Diese anspruchsvolle Methode führt zu langfristigem Erfolg, wenn der analysierende Ingenieur
die zu Grunde liegende numerische und physikalische Theorie beherrscht, die komplexe Software kennt, sie
beherrscht, zielgerichtet einsetzt und korrekte Schlussfolgerungen aus den Resultaten zieht.
Das Ingenieurbüro Schendel gewährleistet Ihnen eine zuverlässige, fachkundige und vertrauliche Durchführung von
Berechnungsdienstleistungen.
Die FEM ersetzt Ingenieurwissen nicht. Sie ist nur ein zusätzliches Hilfsmittel und darf nicht nach einem "Black Box" Prinzip im Vertrauen auf bunte Ergebnisgrafiken verwendet werden. Trotz weit entwickelter Rechentechnik und in Wissenschaft und Industrie erprobter Software: das Ergebnis kann nur so gut sein wie die Vorgaben des Ingenieurs. Know-how und Verantwortung des Anwenders liegen in der Modellfindung.

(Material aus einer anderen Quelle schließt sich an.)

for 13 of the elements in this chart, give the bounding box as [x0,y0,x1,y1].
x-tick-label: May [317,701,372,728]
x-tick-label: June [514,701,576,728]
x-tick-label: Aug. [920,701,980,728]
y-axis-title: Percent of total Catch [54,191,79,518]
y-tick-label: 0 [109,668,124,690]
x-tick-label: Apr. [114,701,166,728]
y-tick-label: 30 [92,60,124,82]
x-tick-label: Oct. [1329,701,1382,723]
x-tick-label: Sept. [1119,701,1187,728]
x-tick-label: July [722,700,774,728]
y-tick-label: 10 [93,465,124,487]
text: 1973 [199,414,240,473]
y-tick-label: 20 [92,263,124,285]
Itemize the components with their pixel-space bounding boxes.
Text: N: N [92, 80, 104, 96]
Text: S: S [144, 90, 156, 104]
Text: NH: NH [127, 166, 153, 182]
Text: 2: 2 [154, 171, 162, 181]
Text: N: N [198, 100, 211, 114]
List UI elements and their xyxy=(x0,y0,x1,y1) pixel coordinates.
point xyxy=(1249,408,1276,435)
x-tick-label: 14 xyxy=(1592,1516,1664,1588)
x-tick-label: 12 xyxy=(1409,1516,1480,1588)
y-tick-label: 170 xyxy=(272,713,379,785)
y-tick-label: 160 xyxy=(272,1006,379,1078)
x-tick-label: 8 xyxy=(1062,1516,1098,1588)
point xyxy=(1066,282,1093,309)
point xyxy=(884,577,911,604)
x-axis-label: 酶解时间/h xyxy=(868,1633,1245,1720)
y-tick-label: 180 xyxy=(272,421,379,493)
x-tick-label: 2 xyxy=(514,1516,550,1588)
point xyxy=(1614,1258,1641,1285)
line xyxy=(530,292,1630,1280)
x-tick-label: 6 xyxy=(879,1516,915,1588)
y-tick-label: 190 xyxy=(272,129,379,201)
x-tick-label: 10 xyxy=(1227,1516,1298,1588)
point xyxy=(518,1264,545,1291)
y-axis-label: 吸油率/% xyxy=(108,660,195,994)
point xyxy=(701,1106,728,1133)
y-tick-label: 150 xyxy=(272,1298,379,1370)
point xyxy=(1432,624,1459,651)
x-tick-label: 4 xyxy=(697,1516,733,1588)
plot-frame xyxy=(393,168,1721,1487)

Es ist abzuklären, wie stark man das Bauteil für die gestellte Aufgabe abstrahieren kann, z.B. durch Ausnutzung von Symmetrien oder Weglassen von unwesentlichen Details. Man muss sich Gedanken machen über die Wahl einer geeigneten Elementtechnologie, die Netzdichte, die richtige Zeitschrittwahl, die Approximation der Randbedingungen und Belastungen, die Wahl von realistischen Materialeigenschaften, mögliche Systemantworten (z.B. auftretende Nichtlinearitäten, Locking-Effekte, Hourglassing etc.), die Wahl eines geeigneten Gleichungslösers, die Beachtung des Aufwand-Nutzen-Verhältnisses (Rechenzeit/Kosten vs. Genauigkeit) sowie über die Verifizierung, Validierung und Interpretation der Ergebnisse. Die Software ist und wird zwar immer anwenderfreundlicher und ausgefeilter, für zuverlässige Ergebnisse ist aber das Wissen des Ingenieurs gefordert, eher mehr noch als früher.